Lillard is perhaps the league’s best clutch player, as he leads the league in 4th-quarter scoring last year and has hit a number of memorable shots late in games. He’s developed into a lethal shooter, though still not Curry-level, and he’s become a better finisher as he’s added strength.
That’s helped him improve his defense too, which had long been the worst aspect of his game. That hasn’t necessarily changed, but he’s still a better defender, especially when it comes to operating in a team unit. He better understands where to run his man, how to rotate, etc., but still struggles at times on-ball, where he’s prone to run right into ball screens and get out-muscled by stronger guards. He’s still noticeably making the efforts to improve, and his service has been good enough this year to have Portland in the top-five of team defensive rating, so that’s a good start.
- Tony Parker – A three-time NBA finals champion and former Finals MVP, to find Parker at sixth on this list is fitting of how underrated he’s been for his entire career. Parker is super-good, however, and he’s even shored up his three-point shooting this year, which had long been an area he’d avoided.

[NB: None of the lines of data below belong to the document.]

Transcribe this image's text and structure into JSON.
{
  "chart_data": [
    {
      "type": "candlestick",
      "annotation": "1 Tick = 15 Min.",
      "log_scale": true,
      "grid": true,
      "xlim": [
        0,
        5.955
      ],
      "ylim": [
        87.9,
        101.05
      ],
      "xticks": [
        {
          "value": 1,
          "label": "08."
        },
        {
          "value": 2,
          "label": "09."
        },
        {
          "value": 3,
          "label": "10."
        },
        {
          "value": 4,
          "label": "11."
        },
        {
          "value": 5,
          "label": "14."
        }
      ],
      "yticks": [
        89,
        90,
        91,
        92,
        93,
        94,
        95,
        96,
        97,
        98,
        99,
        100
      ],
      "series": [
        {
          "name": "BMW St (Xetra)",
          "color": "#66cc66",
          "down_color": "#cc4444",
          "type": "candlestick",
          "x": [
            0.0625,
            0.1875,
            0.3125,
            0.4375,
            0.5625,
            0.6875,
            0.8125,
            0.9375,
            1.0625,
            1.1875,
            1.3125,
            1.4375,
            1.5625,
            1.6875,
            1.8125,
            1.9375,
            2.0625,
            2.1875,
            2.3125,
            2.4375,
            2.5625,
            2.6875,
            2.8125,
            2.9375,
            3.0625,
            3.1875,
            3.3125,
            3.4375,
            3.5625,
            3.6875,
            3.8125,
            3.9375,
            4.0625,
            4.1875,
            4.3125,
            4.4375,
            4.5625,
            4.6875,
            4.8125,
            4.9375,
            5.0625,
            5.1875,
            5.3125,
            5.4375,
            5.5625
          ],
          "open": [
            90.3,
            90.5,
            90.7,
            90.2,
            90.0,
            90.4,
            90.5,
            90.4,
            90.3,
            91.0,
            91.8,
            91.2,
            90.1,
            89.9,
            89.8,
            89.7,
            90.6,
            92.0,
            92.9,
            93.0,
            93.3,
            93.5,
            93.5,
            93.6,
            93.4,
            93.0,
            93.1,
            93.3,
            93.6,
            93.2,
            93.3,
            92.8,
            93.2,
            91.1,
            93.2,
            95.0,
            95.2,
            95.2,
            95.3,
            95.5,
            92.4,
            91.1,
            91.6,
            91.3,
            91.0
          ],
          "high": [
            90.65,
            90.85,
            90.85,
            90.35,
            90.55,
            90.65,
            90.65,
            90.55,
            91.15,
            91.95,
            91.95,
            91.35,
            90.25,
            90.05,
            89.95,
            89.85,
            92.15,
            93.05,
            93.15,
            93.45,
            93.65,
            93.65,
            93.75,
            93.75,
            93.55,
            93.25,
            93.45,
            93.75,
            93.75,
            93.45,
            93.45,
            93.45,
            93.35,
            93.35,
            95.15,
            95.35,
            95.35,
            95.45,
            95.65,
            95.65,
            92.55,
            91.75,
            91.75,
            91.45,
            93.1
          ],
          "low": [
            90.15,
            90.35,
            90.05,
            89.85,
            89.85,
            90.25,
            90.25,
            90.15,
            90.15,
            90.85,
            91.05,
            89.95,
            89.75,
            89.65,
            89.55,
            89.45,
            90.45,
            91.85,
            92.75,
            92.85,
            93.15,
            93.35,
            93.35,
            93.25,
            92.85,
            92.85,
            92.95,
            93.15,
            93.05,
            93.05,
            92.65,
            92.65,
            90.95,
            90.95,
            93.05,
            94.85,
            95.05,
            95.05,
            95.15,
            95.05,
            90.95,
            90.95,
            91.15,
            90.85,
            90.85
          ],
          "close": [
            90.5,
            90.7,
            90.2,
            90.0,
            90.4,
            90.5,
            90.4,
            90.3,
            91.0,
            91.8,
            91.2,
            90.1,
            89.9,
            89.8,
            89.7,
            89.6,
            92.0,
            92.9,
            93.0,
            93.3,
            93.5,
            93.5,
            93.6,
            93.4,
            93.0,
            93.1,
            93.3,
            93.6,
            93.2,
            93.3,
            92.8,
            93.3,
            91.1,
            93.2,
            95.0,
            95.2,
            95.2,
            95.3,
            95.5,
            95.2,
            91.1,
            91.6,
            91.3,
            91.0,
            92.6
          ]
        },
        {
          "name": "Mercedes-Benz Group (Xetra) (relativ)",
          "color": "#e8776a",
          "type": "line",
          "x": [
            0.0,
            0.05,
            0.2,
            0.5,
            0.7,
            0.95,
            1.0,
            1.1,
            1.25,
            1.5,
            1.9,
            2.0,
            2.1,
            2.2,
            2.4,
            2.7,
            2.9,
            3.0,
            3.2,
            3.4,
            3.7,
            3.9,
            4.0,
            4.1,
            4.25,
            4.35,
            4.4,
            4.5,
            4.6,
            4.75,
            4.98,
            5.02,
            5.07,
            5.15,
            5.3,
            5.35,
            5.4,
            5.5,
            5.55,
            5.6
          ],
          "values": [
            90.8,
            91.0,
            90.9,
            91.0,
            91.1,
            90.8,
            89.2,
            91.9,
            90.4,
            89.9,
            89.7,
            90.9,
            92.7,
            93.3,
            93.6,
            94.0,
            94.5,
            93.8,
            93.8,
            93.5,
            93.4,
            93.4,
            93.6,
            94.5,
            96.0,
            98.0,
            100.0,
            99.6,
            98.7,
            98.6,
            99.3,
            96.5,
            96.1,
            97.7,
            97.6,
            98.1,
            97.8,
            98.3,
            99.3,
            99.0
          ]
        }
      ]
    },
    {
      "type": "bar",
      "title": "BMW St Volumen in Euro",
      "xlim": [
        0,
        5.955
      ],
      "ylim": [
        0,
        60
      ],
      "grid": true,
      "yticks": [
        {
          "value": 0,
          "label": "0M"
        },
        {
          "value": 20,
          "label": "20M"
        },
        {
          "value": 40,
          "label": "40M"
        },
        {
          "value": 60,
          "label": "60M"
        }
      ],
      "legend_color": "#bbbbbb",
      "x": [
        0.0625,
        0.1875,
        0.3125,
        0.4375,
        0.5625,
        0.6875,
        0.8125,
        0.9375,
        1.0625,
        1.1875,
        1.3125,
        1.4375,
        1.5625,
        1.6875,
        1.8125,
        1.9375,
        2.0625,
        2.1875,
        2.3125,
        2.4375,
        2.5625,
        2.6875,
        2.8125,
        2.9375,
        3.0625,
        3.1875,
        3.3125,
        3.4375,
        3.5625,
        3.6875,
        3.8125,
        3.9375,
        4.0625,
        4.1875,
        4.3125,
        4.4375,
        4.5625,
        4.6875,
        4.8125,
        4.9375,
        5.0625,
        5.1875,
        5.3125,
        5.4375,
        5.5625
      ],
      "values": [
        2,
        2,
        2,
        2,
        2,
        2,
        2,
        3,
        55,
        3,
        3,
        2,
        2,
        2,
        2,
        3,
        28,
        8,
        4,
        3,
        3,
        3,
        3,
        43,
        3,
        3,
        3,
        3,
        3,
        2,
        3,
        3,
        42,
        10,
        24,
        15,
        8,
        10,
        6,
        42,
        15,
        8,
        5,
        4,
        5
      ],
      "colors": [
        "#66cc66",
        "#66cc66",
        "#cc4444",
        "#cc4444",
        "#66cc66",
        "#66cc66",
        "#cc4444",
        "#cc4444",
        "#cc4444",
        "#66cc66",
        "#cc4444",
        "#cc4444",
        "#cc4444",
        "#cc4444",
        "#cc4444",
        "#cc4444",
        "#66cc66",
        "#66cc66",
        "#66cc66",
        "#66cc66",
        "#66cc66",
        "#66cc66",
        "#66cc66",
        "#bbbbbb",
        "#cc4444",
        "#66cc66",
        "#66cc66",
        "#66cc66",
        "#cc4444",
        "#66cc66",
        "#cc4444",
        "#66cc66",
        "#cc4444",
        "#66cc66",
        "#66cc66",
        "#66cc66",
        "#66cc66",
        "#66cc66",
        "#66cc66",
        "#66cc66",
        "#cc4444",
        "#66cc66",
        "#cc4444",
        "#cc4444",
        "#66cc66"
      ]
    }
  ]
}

Parker is a pest and one of the smartest point guards playing the game today. If he were a featured player on another team, the public would probably view him much differently, but he unquestionably remains one of the most impactful point guards who has a tremendous understand of not only his own role, but how to make his teammates’ roles easier.
- Kyle Lowry – Toronto fans go crazy for Lowry, and they’ve launched a super-obnoxious All-Star campaign for the bulldog guard, but he deserves a nod as he’s become one of the better two-way guards in the league. Lowry is quite strong and makes life difficult on opposing point guards, whether he’s beating them up in the post or harassing them on defense. He’s also grown into the leader of a young Toronto team, capable of setting up teammates or getting his own buckets. He’s not ultra-great in any one aspect of the game, but his all-around ability helps him fill in the nooks and crannies for the Raptors.
- Kyrie Irving – Irving’s defense still leaves much to be desired, and it sadly hasn’t improved even as the pressure has mounted this year in Cleveland. However, he’s picking his spots on offense better than ever, even with all the turmoil for this year’s Cavs, and the arrival of a point forward like LeBron has a lot to do with Irving’s much-criticized assist numbers. Irving certainly still has a way to go, but he’s one of the league’s most best scoring point guards.
- Goran Dragic – Dragic is set to make a lot of money this summer, as the lefty as asserted himself as one of the fearless players going to the basket who’s legitimately capable of scoring over anyone. His super-efficient numbers reflect that, but that doesn’t mean he can’t stroke the three-pointer as well. Like the rest of the Suns’ point guard rotation, he’s had to find his footing again during this season, but he’s remained an effective offensive table-setter, which is a testament to his ability to adapt as a point guard as well. He’s a solid defensive player, though he’s able to hide a bit behind the greatness of Eric Bledsoe, but he can defend two positions capably.
- Derrick Rose – Rounding out the top ten is surely another controversial choice, the former youngest MVP in NBA history. Rose has had a rough go in his return this year, but he’s had flashes of being his old self. He’s nowhere close to being back there totally, on either end of the floor, though he wasn’t a great defender to begin with. However, his confidence has demonstrably returned, and this pick is based on Rose’s past and future more than his shaky––but hopeful––present.
Apologies to Rajon Rondo, Jeff Teague, Eric Bledsoe, Ty Lawson, Kemba Walker, and Jrue Holiday.